Kleinere Bugfixes und Verbesserungen
5.0-2-1

Temporärer SMTP-Fehler bei der Verarbeitung von Virusmails
Aufgrund einer Software-Inkompatibilität in Version 5.0-2.0 wurde die Annahme von Virusmails mit einem temporären Fehler verweigert.
Beim Mail-Empfang via SMTP sollte dies in der Regel keine Probleme machen. Anders wenn E-Mails von einem POP3-Server im Internet
abgeholt werden. Da nur eine begrenzte Anzahl von E-Mails pro Abholzyklus abgerufen werden, wird hier irgendwann der Zustand
erreicht, in dem nur noch Virenmails abgeholt werden.
Systeme auf denen nach dem 10.06.2008 das Update 5.0-2.0 installiert wurde, sind nicht betroffen.
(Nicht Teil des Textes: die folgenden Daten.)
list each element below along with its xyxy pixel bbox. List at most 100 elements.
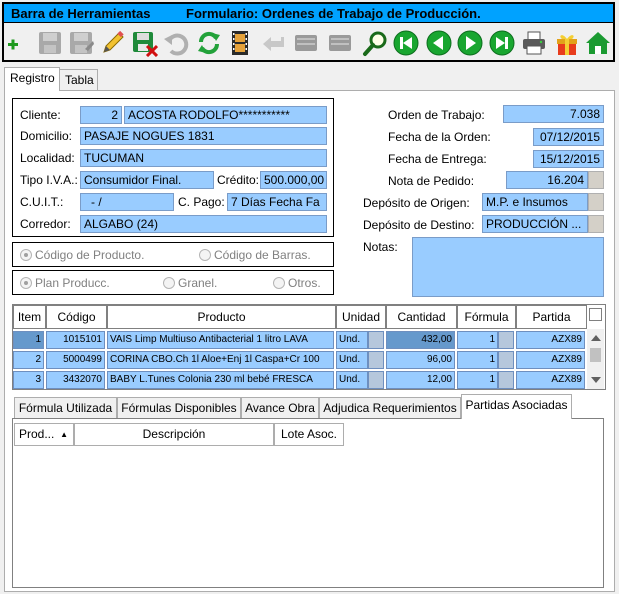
cell-unidad[interactable]: Und. — [336, 331, 368, 349]
toolbar-title-bar: Barra de Herramientas Formulario: Ordene… — [4, 4, 613, 23]
cell-formula[interactable]: 1 — [457, 331, 498, 349]
fecha-orden-field[interactable]: 07/12/2015 — [533, 128, 604, 146]
cell-codigo[interactable]: 3432070 — [46, 371, 105, 389]
tab-formula-utilizada[interactable]: Fórmula Utilizada — [14, 397, 117, 418]
scroll-down-icon[interactable] — [591, 377, 601, 383]
notas-label: Notas: — [363, 240, 398, 254]
cpago-field[interactable]: 7 Días Fecha Fa — [227, 193, 327, 211]
fecha-entrega-field[interactable]: 15/12/2015 — [533, 150, 604, 168]
cell-cantidad[interactable]: 96,00 — [386, 351, 455, 369]
cell-formula[interactable]: 1 — [457, 351, 498, 369]
film-icon[interactable] — [226, 29, 254, 57]
cell-cantidad[interactable]: 432,00 — [386, 331, 455, 349]
col-header-item[interactable]: Item — [13, 305, 46, 329]
cell-formula[interactable]: 1 — [457, 371, 498, 389]
cell-producto[interactable]: VAIS Limp Multiuso Antibacterial 1 litro… — [107, 331, 334, 349]
radio-plan-producc[interactable]: Plan Producc. — [20, 275, 110, 291]
blank-disabled-icon[interactable] — [326, 29, 354, 57]
radio-otros[interactable]: Otros. — [273, 275, 321, 291]
radio-dot-icon — [20, 249, 32, 261]
cell-item[interactable]: 2 — [13, 351, 44, 369]
cell-unidad[interactable]: Und. — [336, 371, 368, 389]
corredor-field[interactable]: ALGABO (24) — [80, 215, 327, 233]
scroll-thumb[interactable] — [590, 348, 601, 362]
cell-codigo[interactable]: 5000499 — [46, 351, 105, 369]
cell-producto[interactable]: CORINA CBO.Ch 1l Aloe+Enj 1l Caspa+Cr 10… — [107, 351, 334, 369]
radio-granel[interactable]: Granel. — [163, 275, 217, 291]
radio-codigo-producto[interactable]: Código de Producto. — [20, 247, 144, 263]
tab-tabla[interactable]: Tabla — [59, 69, 98, 90]
col-header-formula[interactable]: Fórmula — [457, 305, 516, 329]
first-icon[interactable] — [392, 29, 420, 57]
col-header-descripcion[interactable]: Descripción — [74, 423, 274, 446]
cell-partida[interactable]: AZX89 — [516, 351, 585, 369]
save-exit-icon[interactable] — [130, 29, 158, 57]
cell-codigo[interactable]: 1015101 — [46, 331, 105, 349]
deposito-destino-label: Depósito de Destino: — [363, 218, 475, 232]
orden-field[interactable]: 7.038 — [503, 105, 604, 123]
tab-formulas-disponibles[interactable]: Fórmulas Disponibles — [117, 397, 241, 418]
deposito-origen-label: Depósito de Origen: — [363, 196, 470, 210]
cell-partida[interactable]: AZX89 — [516, 331, 585, 349]
save-as-disabled-icon[interactable] — [67, 29, 95, 57]
cliente-name-field[interactable]: ACOSTA RODOLFO*********** — [124, 106, 327, 124]
deposito-destino-button[interactable] — [588, 215, 604, 233]
grid-scrollbar[interactable] — [587, 329, 604, 389]
cell-unidad[interactable]: Und. — [336, 351, 368, 369]
tab-adjudica-requerimientos[interactable]: Adjudica Requerimientos — [319, 397, 461, 418]
tab-partidas-asociadas[interactable]: Partidas Asociadas — [461, 394, 572, 419]
cell-unidad-button[interactable] — [368, 351, 384, 369]
credito-field[interactable]: 500.000,00 — [260, 171, 327, 189]
deposito-origen-button[interactable] — [588, 193, 604, 211]
gift-icon[interactable] — [553, 29, 581, 57]
print-icon[interactable] — [520, 29, 548, 57]
radio-codigo-barras[interactable]: Código de Barras. — [199, 247, 311, 263]
select-all-checkbox[interactable] — [589, 308, 602, 321]
add-icon[interactable] — [5, 29, 33, 57]
col-header-unidad[interactable]: Unidad — [336, 305, 386, 329]
domicilio-field[interactable]: PASAJE NOGUES 1831 — [80, 127, 327, 145]
col-header-cantidad[interactable]: Cantidad — [386, 305, 457, 329]
cell-unidad-button[interactable] — [368, 371, 384, 389]
save-disabled-icon[interactable] — [36, 29, 64, 57]
nota-pedido-field[interactable]: 16.204 — [506, 171, 588, 189]
col-header-partida[interactable]: Partida — [516, 305, 587, 329]
previous-icon[interactable] — [425, 29, 453, 57]
cell-cantidad[interactable]: 12,00 — [386, 371, 455, 389]
cuit-field[interactable]: - / — [80, 193, 174, 211]
blank-disabled-icon[interactable] — [292, 29, 320, 57]
cell-item[interactable]: 1 — [13, 331, 44, 349]
credito-label: Crédito: — [217, 173, 260, 187]
next-icon[interactable] — [456, 29, 484, 57]
col-header-prod[interactable]: Prod... ▲ — [14, 423, 74, 446]
edit-icon[interactable] — [99, 29, 127, 57]
return-disabled-icon[interactable] — [259, 29, 287, 57]
deposito-origen-field[interactable]: M.P. e Insumos — [482, 193, 588, 211]
cell-unidad-button[interactable] — [368, 331, 384, 349]
col-header-producto[interactable]: Producto — [107, 305, 336, 329]
cell-formula-button[interactable] — [498, 331, 514, 349]
tab-registro[interactable]: Registro — [4, 67, 60, 91]
cell-item[interactable]: 3 — [13, 371, 44, 389]
notas-field[interactable] — [412, 237, 604, 297]
cliente-label: Cliente: — [20, 108, 61, 122]
cell-formula-button[interactable] — [498, 371, 514, 389]
tab-avance-obra[interactable]: Avance Obra — [241, 397, 319, 418]
nota-pedido-button[interactable] — [588, 171, 604, 189]
cell-formula-button[interactable] — [498, 351, 514, 369]
search-icon[interactable] — [362, 29, 390, 57]
cliente-code-field[interactable]: 2 — [80, 106, 122, 124]
cell-producto[interactable]: BABY L.Tunes Colonia 230 ml bebé FRESCA — [107, 371, 334, 389]
localidad-field[interactable]: TUCUMAN — [80, 149, 327, 167]
home-icon[interactable] — [584, 29, 612, 57]
col-header-codigo[interactable]: Código — [46, 305, 107, 329]
scroll-up-icon[interactable] — [591, 335, 601, 341]
cell-partida[interactable]: AZX89 — [516, 371, 585, 389]
last-icon[interactable] — [488, 29, 516, 57]
col-header-lote-asoc[interactable]: Lote Asoc. — [274, 423, 344, 446]
deposito-destino-field[interactable]: PRODUCCIÓN ... — [482, 215, 588, 233]
undo-disabled-icon[interactable] — [162, 29, 190, 57]
tipo-iva-field[interactable]: Consumidor Final. — [80, 171, 214, 189]
radio-dot-icon — [163, 277, 175, 289]
refresh-icon[interactable] — [195, 29, 223, 57]
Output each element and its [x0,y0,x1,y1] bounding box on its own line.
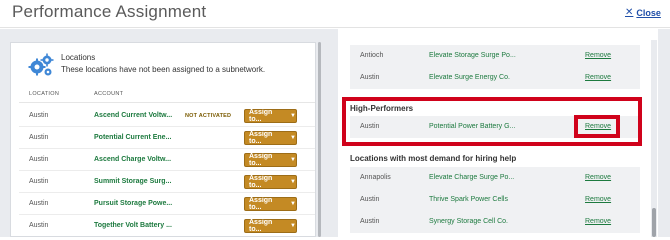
subnetwork-row: Austin Thrive Spark Power Cells Remove [350,189,640,211]
assign-label: Assign to... [249,153,273,167]
assign-label: Assign to... [249,109,273,123]
gears-icon [28,53,54,76]
assign-to-button[interactable]: Assign to... ▼ [244,109,297,123]
subnetwork-row: Austin Synergy Storage Cell Co. Remove [350,211,640,233]
assign-label: Assign to... [249,219,273,233]
close-button[interactable]: ✕ Close [625,7,661,18]
highlight-box-remove [574,115,620,138]
row-location: Annapolis [360,174,391,181]
chevron-down-icon: ▼ [290,157,296,163]
row-location: Austin [360,74,380,81]
locations-title: Locations [61,53,96,62]
subnetwork-row: Annapolis Elevate Charge Surge Po... Rem… [350,167,640,189]
row-location: Austin [29,200,49,207]
remove-link[interactable]: Remove [585,52,611,59]
chevron-down-icon: ▼ [290,135,296,141]
row-location: Austin [29,134,49,141]
remove-link[interactable]: Remove [585,174,611,181]
table-row: Austin Together Volt Battery ... Assign … [19,215,315,236]
assign-to-button[interactable]: Assign to... ▼ [244,219,297,233]
close-label: Close [636,7,661,18]
row-account-link[interactable]: Elevate Surge Energy Co. [429,74,510,81]
table-row: Austin Ascend Current Voltw... NOT ACTIV… [19,105,315,127]
assign-to-button[interactable]: Assign to... ▼ [244,197,297,211]
subnetwork-row: Antioch Elevate Storage Surge Po... Remo… [350,45,640,67]
row-location: Austin [29,222,49,229]
subnetwork-row: Austin Elevate Surge Energy Co. Remove [350,67,640,89]
assign-label: Assign to... [249,197,273,211]
row-location: Austin [29,178,49,185]
row-account-link[interactable]: Elevate Storage Surge Po... [429,52,516,59]
row-account-link[interactable]: Potential Current Ene... [94,134,171,141]
row-account-link[interactable]: Together Volt Battery ... [94,222,172,229]
table-row: Austin Pursuit Storage Powe... Assign to… [19,193,315,215]
assign-label: Assign to... [249,175,273,189]
row-location: Austin [29,112,49,119]
row-location: Austin [29,156,49,163]
table-row: Austin Potential Current Ene... Assign t… [19,127,315,149]
column-header-account: ACCOUNT [94,91,124,97]
close-icon: ✕ [625,7,634,18]
remove-link[interactable]: Remove [585,74,611,81]
status-badge: NOT ACTIVATED [185,113,232,119]
assign-to-button[interactable]: Assign to... ▼ [244,175,297,189]
header-divider [19,102,315,103]
remove-link[interactable]: Remove [585,196,611,203]
assign-to-button[interactable]: Assign to... ▼ [244,153,297,167]
table-row: Austin Ascend Charge Voltw... Assign to.… [19,149,315,171]
row-account-link[interactable]: Thrive Spark Power Cells [429,196,508,203]
chevron-down-icon: ▼ [290,179,296,185]
assign-to-button[interactable]: Assign to... ▼ [244,131,297,145]
page-title: Performance Assignment [12,2,207,21]
remove-link[interactable]: Remove [585,218,611,225]
row-location: Antioch [360,52,384,59]
locations-subtitle: These locations have not been assigned t… [61,65,266,74]
table-row: Austin Summit Storage Surg... Assign to.… [19,171,315,193]
row-location: Austin [360,218,380,225]
row-account-link[interactable]: Ascend Current Voltw... [94,112,172,119]
right-scrollbar-thumb[interactable] [652,208,656,237]
left-scrollbar[interactable] [318,42,321,237]
section-title-demand: Locations with most demand for hiring he… [350,154,517,163]
title-bar: Performance Assignment ✕ Close [0,0,670,28]
row-account-link[interactable]: Pursuit Storage Powe... [94,200,172,207]
row-location: Austin [360,196,380,203]
chevron-down-icon: ▼ [290,113,296,119]
row-account-link[interactable]: Summit Storage Surg... [94,178,171,185]
row-account-link[interactable]: Synergy Storage Cell Co. [429,218,508,225]
chevron-down-icon: ▼ [290,201,296,207]
row-account-link[interactable]: Elevate Charge Surge Po... [429,174,514,181]
chevron-down-icon: ▼ [290,223,296,229]
assign-label: Assign to... [249,131,273,145]
locations-panel: Locations These locations have not been … [10,42,316,237]
row-account-link[interactable]: Ascend Charge Voltw... [94,156,171,163]
column-header-location: LOCATION [29,91,60,97]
Anzeige der erreichten SPAM-Punkte im Betreff
Die vom SPAM-Filter vergebenen Bewertungspunkte sind bei E-Mails die als SPAM markiert wurden nun schon im Betreff ersichtlich.
Sortiert man im Mail-Client die Mails nach dem Betreff, so werden SPAM-Mails automatisch nach Punkten sortiert.

Benutzerdaten beim Import aus dem Active-Directory
Ab sofort werden auch Zusatzdaten wie E-Mail-Adresse und Telefonnummern übernommen.